Mudanças no perfil racial dos candidatos levantam debates sobre representatividade e possíveis fraudes no sistema eleitoral
Por Karla Souza
Em 2024, o Brasil presenciou pela segunda vez um aumento nas candidaturas de pessoas negras (51,66%), superando a quantidade de candidatos brancos (47,79%). Conforme levantamento da Folha de S. Paulo, dados do Tribunal Superior Eleitoral (TSE) mostram que, neste ano, 9,3% das 454 mil candidaturas registradas até 16 de agosto fizeram mudanças em sua autodeclaração racial. O levantamento aponta que entre os candidatos que participaram das eleições municipais em 2020 e concorrem novamente este ano, 24% alteraram a cor ou raça autodeclarada.
A maioria das alterações ocorreu entre candidatos que em 2020 se declararam brancos, e em 2024 passaram a se identificar como pardos. Cerca de 16,9 mil candidatos seguiram essa mudança, representando 40,4% dos que modificaram sua autodeclaração racial. Um movimento contrário também foi observado: 27,6% dos candidatos que se declararam pardos em 2020 mudaram para brancos este ano.
O que explicaria estas mudanças? Como isso afeta o acesso aos recursos do fundo eleitoral criado para fomentar a representatividade negra?

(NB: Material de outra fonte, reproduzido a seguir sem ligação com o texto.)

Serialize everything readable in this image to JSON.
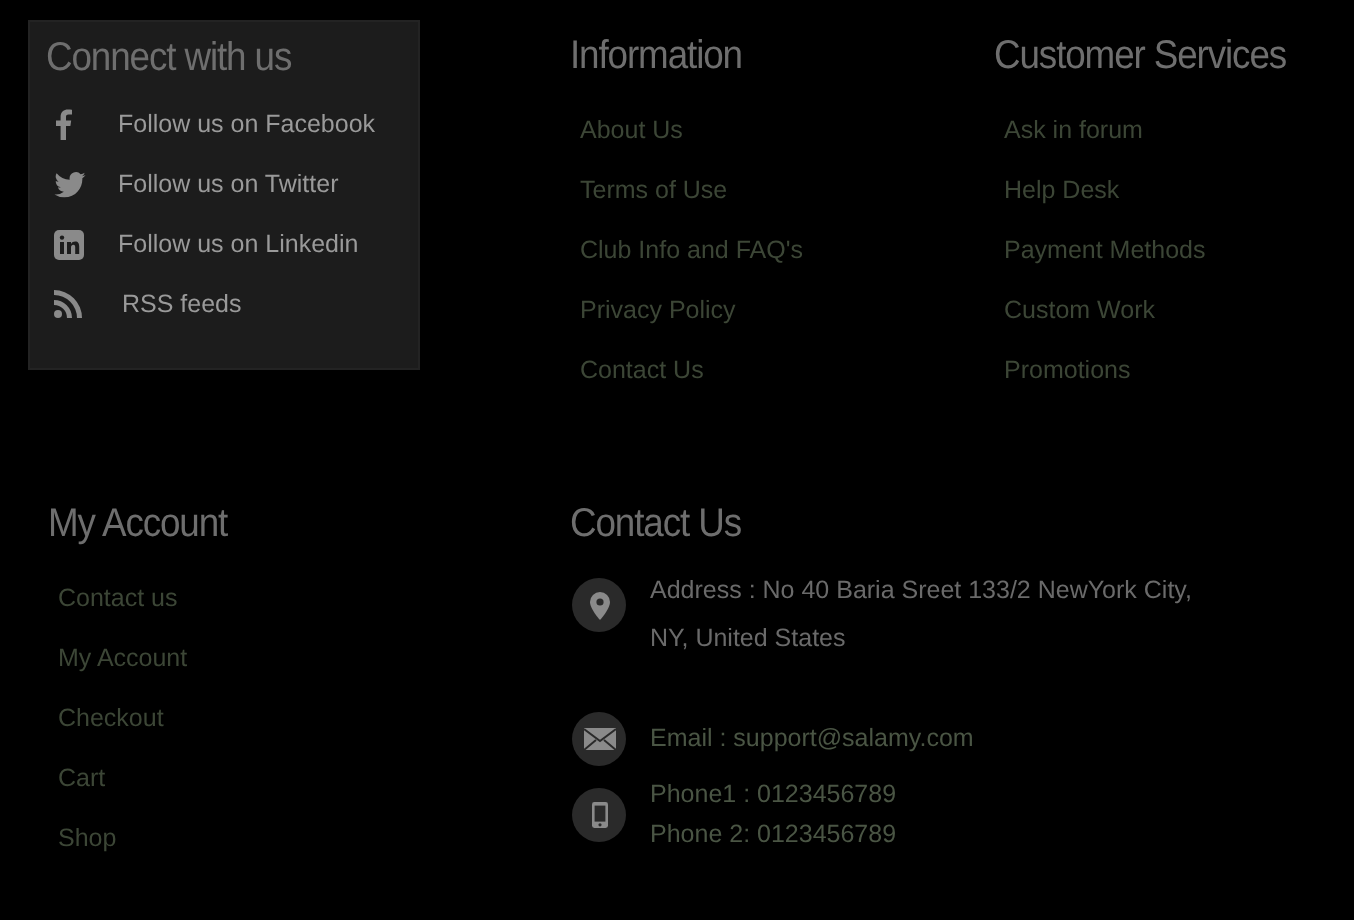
{
  "connect": {
    "title": "Connect with us",
    "items": [
      {
        "kind": "facebook",
        "label": "Follow us on Facebook"
      },
      {
        "kind": "twitter",
        "label": "Follow us on Twitter"
      },
      {
        "kind": "linkedin",
        "label": "Follow us on Linkedin"
      },
      {
        "kind": "rss",
        "label": "RSS feeds"
      }
    ]
  },
  "information": {
    "title": "Information",
    "links": [
      "About Us",
      "Terms of Use",
      "Club Info and FAQ's",
      "Privacy Policy",
      "Contact Us"
    ]
  },
  "customer_services": {
    "title": "Customer Services",
    "links": [
      "Ask in forum",
      "Help Desk",
      "Payment Methods",
      "Custom Work",
      "Promotions"
    ]
  },
  "my_account": {
    "title": "My Account",
    "links": [
      "Contact us",
      "My Account",
      "Checkout",
      "Cart",
      "Shop"
    ]
  },
  "contact_us": {
    "title": "Contact Us",
    "items": [
      {
        "kind": "address",
        "lines": [
          "Address : No 40 Baria Sreet 133/2 NewYork City, NY, United States"
        ]
      },
      {
        "kind": "email",
        "lines": [
          "Email : support@salamy.com"
        ]
      },
      {
        "kind": "phone",
        "lines": [
          "Phone1 : 0123456789",
          "Phone 2: 0123456789"
        ]
      }
    ]
  }
}
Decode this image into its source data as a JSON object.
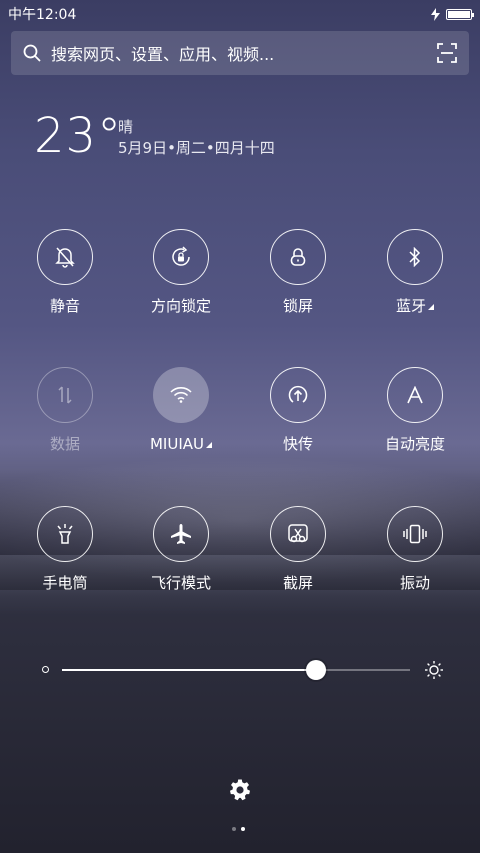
{
  "status_bar": {
    "time": "中午12:04",
    "battery_level": 1.0
  },
  "search": {
    "placeholder": "搜索网页、设置、应用、视频..."
  },
  "weather": {
    "temperature": "23°",
    "condition": "晴",
    "date": "5月9日•周二•四月十四"
  },
  "toggles": [
    {
      "label": "静音",
      "icon": "bell-off-icon",
      "state": "off"
    },
    {
      "label": "方向锁定",
      "icon": "rotation-lock-icon",
      "state": "off"
    },
    {
      "label": "锁屏",
      "icon": "lock-icon",
      "state": "off"
    },
    {
      "label": "蓝牙",
      "icon": "bluetooth-icon",
      "state": "off"
    },
    {
      "label": "数据",
      "icon": "data-arrows-icon",
      "state": "disabled"
    },
    {
      "label": "MIUIAU",
      "icon": "wifi-icon",
      "state": "on"
    },
    {
      "label": "快传",
      "icon": "share-upload-icon",
      "state": "off"
    },
    {
      "label": "自动亮度",
      "icon": "auto-brightness-icon",
      "state": "off"
    },
    {
      "label": "手电筒",
      "icon": "flashlight-icon",
      "state": "off"
    },
    {
      "label": "飞行模式",
      "icon": "airplane-icon",
      "state": "off"
    },
    {
      "label": "截屏",
      "icon": "screenshot-scissors-icon",
      "state": "off"
    },
    {
      "label": "振动",
      "icon": "vibrate-icon",
      "state": "off"
    }
  ],
  "brightness": {
    "level": 0.73
  },
  "pager": {
    "pages": 2,
    "active": 2
  }
}
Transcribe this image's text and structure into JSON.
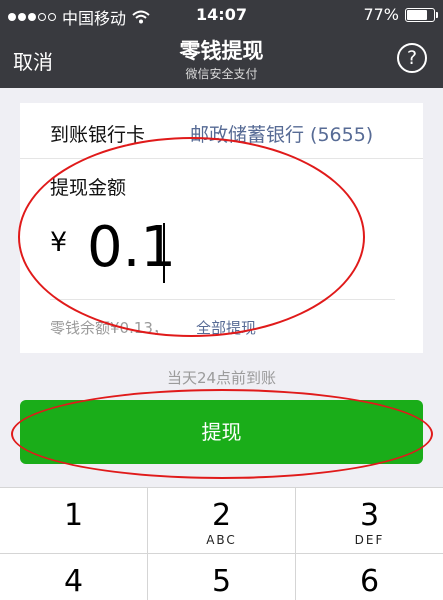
{
  "status_bar": {
    "carrier": "中国移动",
    "time": "14:07",
    "battery": "77%",
    "battery_level": 0.77
  },
  "nav": {
    "cancel_label": "取消",
    "title": "零钱提现",
    "subtitle": "微信安全支付",
    "help_label": "?"
  },
  "form": {
    "bank_label": "到账银行卡",
    "bank_name": "邮政储蓄银行 (5655)",
    "amount_label": "提现金额",
    "currency_symbol": "¥",
    "amount_value": "0.1",
    "balance_text": "零钱余额¥0.13，",
    "withdraw_all_label": "全部提现"
  },
  "arrival_note": "当天24点前到账",
  "submit_label": "提现",
  "keypad": {
    "keys": [
      {
        "num": "1",
        "letters": ""
      },
      {
        "num": "2",
        "letters": "ABC"
      },
      {
        "num": "3",
        "letters": "DEF"
      },
      {
        "num": "4",
        "letters": ""
      },
      {
        "num": "5",
        "letters": ""
      },
      {
        "num": "6",
        "letters": ""
      }
    ]
  },
  "annotation_color": "#e01a1a"
}
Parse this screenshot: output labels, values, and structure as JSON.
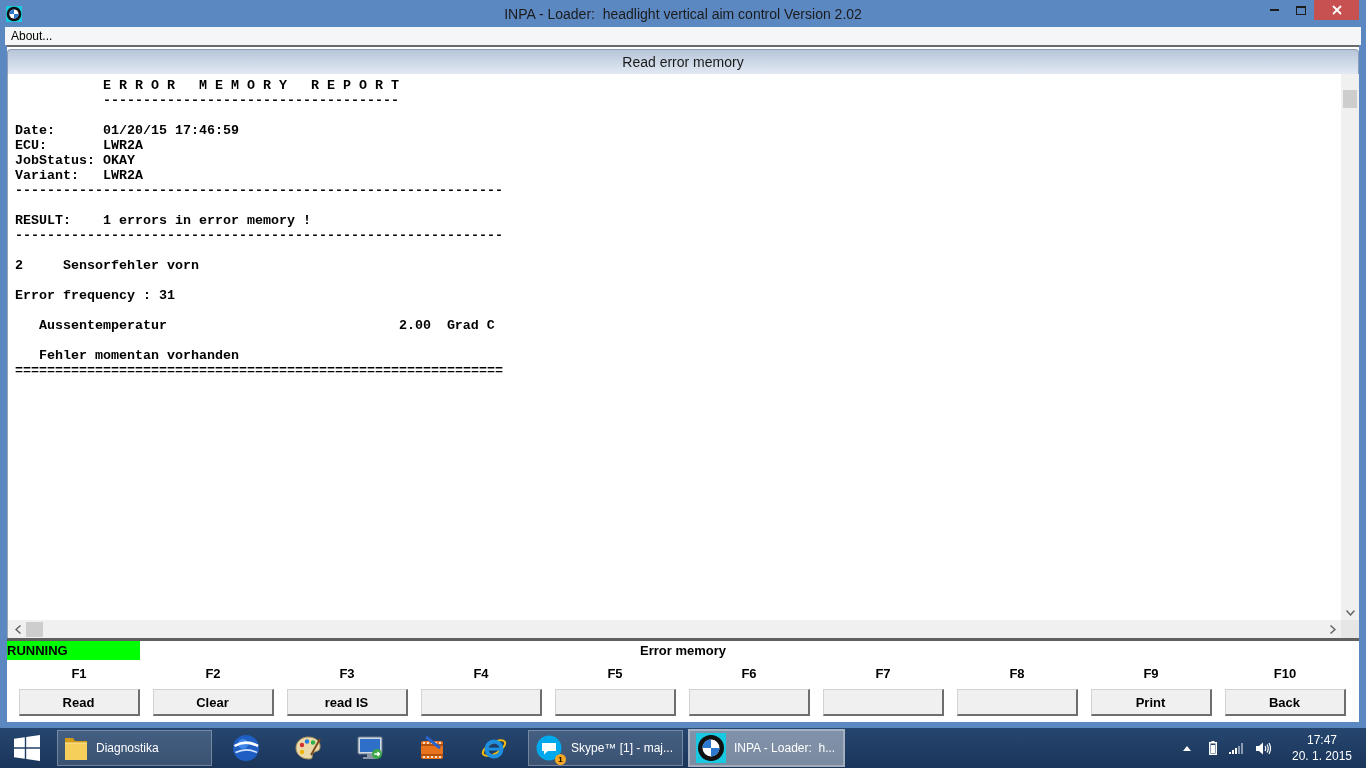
{
  "window": {
    "title": "INPA - Loader:  headlight vertical aim control Version 2.02"
  },
  "menu": [
    "About..."
  ],
  "panel": {
    "title": "Read error memory"
  },
  "report": {
    "title": "E R R O R   M E M O R Y   R E P O R T",
    "title_underline": "-------------------------------------",
    "fields": [
      {
        "label": "Date:",
        "value": "01/20/15 17:46:59"
      },
      {
        "label": "ECU:",
        "value": "LWR2A"
      },
      {
        "label": "JobStatus:",
        "value": "OKAY"
      },
      {
        "label": "Variant:",
        "value": "LWR2A"
      }
    ],
    "separator_1": "-------------------------------------------------------------",
    "result": {
      "label": "RESULT:",
      "value": "1 errors in error memory !"
    },
    "separator_2": "-------------------------------------------------------------",
    "error": {
      "code": "2",
      "name": "Sensorfehler vorn"
    },
    "frequency": "Error frequency : 31",
    "conditions": [
      {
        "name": "Aussentemperatur",
        "value": "2.00",
        "unit": "Grad C"
      }
    ],
    "status": "Fehler momentan vorhanden",
    "end_rule": "============================================================="
  },
  "status_bar": {
    "state": "RUNNING",
    "screen": "Error memory"
  },
  "function_keys": [
    {
      "key": "F1",
      "label": "Read"
    },
    {
      "key": "F2",
      "label": "Clear"
    },
    {
      "key": "F3",
      "label": "read IS"
    },
    {
      "key": "F4"
    },
    {
      "key": "F5"
    },
    {
      "key": "F6"
    },
    {
      "key": "F7"
    },
    {
      "key": "F8"
    },
    {
      "key": "F9",
      "label": "Print"
    },
    {
      "key": "F10",
      "label": "Back"
    }
  ],
  "taskbar": {
    "items": [
      {
        "label": "Diagnostika",
        "running": true,
        "selected": false
      },
      {
        "running": false,
        "selected": false
      },
      {
        "running": false,
        "selected": false
      },
      {
        "running": false,
        "selected": false
      },
      {
        "running": false,
        "selected": false
      },
      {
        "running": false,
        "selected": false
      },
      {
        "label": "Skype™ [1] - maj...",
        "badge": "1",
        "running": true,
        "selected": false
      },
      {
        "label": "INPA - Loader:  h...",
        "running": true,
        "selected": true
      }
    ],
    "clock": {
      "time": "17:47",
      "date": "20. 1. 2015"
    }
  }
}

Joyce Souza Lopes, assistente social, ativista do Instituto Odara e coordenadora do Projeto Quilomba Pela Vida das Mulheres Negras, responde essa questão e aprofunda a análise sobre a complexidade em torno da autodeclaração racial nas candidaturas políticas no Brasil.
Quero Me Ver No Poder: Qual é a importância dos dados sobre autodeclaração racial para a análise da representatividade no sistema eleitoral? Como essas informações podem influenciar políticas públicas e ações afirmativas?
Joyce Souza: Os dados sobre autodeclaração nos informam sobre a composição dos espaços de tomada de decisão, a partir do critério de autoatribuição de pertença, que é como as pessoas afirmam a sua identidade de raça/cor. Numa sociedade racializada como é o Brasil, as informações sobre o acesso a direitos a partir da perspectiva racial escancaram a constatação das desigualdades reproduzidas historicamente.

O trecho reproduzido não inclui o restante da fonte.